Começando pela homenagem ao Luís Sérgio Person. Se São Paulo S/A e O Caso dos Irmãos Naves são ótimos exemplos do que o diretor podia fazer com o tipo de cinema em voga nos anos 60, falando de outras épocas (milagre econômico da era JK, Estado Novo de Vargas) para falar melhor de sua própria época (ditadura militar), seus filmes seguintes, incluindo aí o episódio para Trilogia do Terror, escancara a crise. Panca de Valente até tem sua graça, mas é infantil, primário, justificando seu fracasso comercial. Cassy Jones – Magnífico Sedutor é um pouco melhor. Chega até a ser subestimado, e tem uma atuação assombrosa de Paulo José. É ainda a obra de um diretor que parece ter perdido seu caminho no cinema. Mas aqui ele tenta reencontrá-lo com garra. Seus projetos não filmados e sua morte prematura nos dizem que é um daqueles casos, como Murnau, de uma carreira sabotada pelo destino. Deve ser, pois o talento demonstrado em 65-67 é inegável.

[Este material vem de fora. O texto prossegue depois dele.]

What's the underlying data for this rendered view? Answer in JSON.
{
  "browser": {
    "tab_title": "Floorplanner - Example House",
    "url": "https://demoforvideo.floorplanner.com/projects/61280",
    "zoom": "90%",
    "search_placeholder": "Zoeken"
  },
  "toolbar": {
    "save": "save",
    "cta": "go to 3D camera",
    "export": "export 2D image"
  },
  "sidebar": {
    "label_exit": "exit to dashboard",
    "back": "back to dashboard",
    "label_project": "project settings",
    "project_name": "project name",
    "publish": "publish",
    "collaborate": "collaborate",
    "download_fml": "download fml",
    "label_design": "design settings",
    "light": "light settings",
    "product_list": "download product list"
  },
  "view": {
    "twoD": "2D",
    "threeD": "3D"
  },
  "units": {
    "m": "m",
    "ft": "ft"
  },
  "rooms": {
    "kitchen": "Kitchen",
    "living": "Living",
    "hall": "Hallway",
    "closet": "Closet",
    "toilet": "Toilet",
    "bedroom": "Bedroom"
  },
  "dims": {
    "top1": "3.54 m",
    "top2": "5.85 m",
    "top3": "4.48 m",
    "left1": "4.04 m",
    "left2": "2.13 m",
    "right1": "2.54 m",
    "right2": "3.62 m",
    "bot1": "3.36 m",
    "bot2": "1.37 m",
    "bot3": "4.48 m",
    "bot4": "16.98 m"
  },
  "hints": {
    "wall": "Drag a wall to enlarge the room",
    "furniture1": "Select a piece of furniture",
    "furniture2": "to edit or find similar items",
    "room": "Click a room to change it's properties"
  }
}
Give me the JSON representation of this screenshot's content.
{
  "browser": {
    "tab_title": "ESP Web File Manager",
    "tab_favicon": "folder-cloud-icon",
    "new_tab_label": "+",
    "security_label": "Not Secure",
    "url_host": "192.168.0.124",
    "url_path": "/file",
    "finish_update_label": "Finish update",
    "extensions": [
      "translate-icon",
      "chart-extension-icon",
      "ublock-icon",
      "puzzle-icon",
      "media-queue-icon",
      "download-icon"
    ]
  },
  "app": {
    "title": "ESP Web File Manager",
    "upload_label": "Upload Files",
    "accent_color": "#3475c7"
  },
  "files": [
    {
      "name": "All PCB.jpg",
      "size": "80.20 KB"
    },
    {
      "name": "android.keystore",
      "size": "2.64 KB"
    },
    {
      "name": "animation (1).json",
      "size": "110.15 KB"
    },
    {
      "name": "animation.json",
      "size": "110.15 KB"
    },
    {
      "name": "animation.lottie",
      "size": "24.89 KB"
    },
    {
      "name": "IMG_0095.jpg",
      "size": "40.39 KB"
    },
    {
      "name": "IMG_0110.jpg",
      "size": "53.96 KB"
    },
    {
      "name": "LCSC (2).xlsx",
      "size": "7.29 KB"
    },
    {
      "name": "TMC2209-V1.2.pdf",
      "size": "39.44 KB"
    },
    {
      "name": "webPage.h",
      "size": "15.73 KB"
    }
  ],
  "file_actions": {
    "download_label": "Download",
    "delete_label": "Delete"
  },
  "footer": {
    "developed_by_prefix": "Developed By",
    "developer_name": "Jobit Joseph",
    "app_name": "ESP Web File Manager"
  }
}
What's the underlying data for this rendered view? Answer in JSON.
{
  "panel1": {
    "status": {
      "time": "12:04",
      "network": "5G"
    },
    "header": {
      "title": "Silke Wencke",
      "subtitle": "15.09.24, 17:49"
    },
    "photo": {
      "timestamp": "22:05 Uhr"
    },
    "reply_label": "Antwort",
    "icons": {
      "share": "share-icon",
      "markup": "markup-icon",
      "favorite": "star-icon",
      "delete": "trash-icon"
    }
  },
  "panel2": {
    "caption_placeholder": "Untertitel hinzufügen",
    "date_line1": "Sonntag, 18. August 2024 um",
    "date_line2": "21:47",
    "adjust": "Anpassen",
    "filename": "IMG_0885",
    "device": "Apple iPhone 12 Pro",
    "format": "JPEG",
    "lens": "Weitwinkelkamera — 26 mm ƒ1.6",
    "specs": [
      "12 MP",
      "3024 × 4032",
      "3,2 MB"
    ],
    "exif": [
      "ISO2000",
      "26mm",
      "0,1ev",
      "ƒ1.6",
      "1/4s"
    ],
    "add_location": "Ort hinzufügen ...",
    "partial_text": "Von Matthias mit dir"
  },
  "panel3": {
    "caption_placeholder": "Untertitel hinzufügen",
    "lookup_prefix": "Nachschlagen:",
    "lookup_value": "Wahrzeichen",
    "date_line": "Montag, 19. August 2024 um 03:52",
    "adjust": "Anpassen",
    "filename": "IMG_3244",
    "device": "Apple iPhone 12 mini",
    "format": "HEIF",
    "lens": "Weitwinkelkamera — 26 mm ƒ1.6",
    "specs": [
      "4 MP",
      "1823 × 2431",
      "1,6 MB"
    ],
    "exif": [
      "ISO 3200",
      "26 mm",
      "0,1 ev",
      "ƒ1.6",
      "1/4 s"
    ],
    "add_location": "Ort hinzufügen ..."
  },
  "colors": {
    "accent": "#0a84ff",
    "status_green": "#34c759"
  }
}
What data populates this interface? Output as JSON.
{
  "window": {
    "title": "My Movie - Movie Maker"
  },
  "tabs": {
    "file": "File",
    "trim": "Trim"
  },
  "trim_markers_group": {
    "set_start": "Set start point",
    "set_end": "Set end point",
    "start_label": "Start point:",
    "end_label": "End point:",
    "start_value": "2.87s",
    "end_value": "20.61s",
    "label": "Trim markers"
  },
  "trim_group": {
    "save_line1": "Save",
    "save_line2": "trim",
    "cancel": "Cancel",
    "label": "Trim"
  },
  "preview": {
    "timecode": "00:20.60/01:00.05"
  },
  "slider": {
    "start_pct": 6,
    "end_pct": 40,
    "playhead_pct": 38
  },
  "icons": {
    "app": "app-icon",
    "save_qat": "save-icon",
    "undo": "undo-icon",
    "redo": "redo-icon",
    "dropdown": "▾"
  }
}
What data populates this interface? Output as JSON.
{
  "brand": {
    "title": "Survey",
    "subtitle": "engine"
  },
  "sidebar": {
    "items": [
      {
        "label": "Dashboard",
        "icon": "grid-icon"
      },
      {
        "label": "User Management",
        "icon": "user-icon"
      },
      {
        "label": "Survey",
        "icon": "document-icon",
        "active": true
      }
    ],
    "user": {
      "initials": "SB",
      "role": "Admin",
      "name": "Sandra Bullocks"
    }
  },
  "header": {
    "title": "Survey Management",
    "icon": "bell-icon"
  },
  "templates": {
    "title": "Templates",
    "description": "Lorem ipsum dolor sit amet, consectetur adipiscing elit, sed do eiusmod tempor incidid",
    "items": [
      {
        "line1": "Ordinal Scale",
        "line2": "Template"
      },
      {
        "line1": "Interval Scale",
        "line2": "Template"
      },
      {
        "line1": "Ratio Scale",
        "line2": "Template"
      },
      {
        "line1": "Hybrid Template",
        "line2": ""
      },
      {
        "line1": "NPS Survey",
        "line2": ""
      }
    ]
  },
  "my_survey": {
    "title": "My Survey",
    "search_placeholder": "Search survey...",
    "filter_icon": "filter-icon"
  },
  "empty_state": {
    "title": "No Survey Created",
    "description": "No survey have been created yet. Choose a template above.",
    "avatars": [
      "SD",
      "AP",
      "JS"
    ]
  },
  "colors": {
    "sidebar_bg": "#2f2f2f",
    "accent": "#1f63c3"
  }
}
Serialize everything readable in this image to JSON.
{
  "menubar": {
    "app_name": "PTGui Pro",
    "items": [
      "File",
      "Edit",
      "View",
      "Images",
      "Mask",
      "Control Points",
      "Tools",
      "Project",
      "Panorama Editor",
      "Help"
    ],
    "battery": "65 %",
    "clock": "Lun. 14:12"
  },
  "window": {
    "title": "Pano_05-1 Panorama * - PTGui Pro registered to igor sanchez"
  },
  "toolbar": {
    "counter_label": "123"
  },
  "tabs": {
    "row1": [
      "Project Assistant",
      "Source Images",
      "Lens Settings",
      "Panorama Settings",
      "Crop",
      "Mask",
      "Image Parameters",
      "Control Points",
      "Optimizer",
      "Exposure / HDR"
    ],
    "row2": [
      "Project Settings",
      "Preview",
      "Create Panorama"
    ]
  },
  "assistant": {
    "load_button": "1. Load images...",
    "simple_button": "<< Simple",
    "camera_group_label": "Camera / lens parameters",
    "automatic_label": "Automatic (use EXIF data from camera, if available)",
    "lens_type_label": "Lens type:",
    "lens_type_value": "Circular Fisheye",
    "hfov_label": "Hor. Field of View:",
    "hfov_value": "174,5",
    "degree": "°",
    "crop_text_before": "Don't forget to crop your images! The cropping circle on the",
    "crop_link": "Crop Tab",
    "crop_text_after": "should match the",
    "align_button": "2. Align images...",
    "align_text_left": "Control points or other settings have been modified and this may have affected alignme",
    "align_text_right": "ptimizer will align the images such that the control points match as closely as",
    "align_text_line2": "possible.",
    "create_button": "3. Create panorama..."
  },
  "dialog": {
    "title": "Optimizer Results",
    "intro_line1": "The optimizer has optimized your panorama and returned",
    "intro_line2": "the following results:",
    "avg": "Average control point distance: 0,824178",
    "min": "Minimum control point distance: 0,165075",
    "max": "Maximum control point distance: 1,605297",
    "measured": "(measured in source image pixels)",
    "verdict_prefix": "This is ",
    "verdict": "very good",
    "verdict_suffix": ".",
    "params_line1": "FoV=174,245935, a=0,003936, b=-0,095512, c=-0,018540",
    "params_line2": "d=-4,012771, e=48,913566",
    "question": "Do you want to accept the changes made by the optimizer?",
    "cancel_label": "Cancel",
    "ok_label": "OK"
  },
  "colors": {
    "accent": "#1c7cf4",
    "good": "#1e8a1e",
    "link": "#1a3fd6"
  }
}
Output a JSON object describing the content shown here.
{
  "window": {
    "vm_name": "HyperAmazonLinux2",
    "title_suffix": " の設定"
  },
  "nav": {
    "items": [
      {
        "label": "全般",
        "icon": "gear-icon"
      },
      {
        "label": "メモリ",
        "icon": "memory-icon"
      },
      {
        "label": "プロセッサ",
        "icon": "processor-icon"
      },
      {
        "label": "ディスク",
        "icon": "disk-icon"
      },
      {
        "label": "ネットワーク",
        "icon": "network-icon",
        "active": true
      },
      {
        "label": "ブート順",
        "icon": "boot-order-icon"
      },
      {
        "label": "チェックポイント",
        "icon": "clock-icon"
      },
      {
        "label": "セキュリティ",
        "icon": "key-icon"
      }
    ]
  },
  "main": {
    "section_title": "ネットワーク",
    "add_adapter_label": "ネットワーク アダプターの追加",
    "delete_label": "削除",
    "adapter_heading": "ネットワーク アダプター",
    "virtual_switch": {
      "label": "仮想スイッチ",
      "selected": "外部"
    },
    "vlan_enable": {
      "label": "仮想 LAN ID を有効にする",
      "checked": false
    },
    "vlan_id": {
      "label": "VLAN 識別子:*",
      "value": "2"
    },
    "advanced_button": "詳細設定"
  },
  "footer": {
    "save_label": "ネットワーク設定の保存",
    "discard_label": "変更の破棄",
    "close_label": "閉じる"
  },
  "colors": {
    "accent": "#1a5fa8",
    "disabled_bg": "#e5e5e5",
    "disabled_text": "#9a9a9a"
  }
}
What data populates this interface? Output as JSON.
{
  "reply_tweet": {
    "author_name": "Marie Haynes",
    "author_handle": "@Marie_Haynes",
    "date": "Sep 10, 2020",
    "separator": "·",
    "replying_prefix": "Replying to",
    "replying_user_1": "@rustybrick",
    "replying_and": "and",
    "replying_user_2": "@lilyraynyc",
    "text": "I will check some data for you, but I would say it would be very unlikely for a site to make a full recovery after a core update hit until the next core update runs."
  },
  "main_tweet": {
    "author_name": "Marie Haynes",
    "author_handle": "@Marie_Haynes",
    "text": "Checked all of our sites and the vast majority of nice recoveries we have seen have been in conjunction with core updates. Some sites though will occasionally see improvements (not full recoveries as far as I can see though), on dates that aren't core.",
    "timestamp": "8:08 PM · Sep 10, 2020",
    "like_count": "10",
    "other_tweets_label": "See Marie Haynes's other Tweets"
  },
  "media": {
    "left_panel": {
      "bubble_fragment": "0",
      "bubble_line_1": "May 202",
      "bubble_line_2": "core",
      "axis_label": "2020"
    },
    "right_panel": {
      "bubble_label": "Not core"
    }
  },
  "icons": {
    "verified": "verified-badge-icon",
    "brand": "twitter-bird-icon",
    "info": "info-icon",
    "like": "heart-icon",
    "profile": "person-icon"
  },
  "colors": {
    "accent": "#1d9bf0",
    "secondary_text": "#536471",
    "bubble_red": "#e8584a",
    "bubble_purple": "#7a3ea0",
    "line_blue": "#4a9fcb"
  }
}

Anna, de Alberto Grifi e Massimo Sarechielli, é apresentado como uma grande atração. O filme é de 1975 e foi restaurado recentemente pela Cinemateca de Bologna. Não revi por ter chegado tarde demais (de todo modo, a cópia restaurada está disponível na internet). Mas visto em casa se percebe a força do filme, ainda que haja certo exagero em louvá-lo como um dos maiores documentários já feitos. Aliás, se há uma coisa que não faz jus ao filme é limitá-lo a documentário. Sua força está na transcendência desse tipo de definição. Uma transcendência que se dá pelo inusitado da situação: o acolhimento de uma jovem grávida chamada Anna e, principalmente, a relação aberta e permissiva que se dá entre ela e o homem que a adotou, algo entre o paternal e o sexual, mas não de uma forma em que um atrai o outro, mas de acompanhamento mesmo dos hormônios femininos durante a gravidez, de cumplicidade, de verdadeiro companheirismo. Formalmente, um filme sujo, de repetições (replays), de truques (narrativos? documentais?), daqueles que costumam entortar cabeças de frequentadores de festivais. Pode ter sido uma sessão impactante a que eu perdi. Não se pode ver tudo.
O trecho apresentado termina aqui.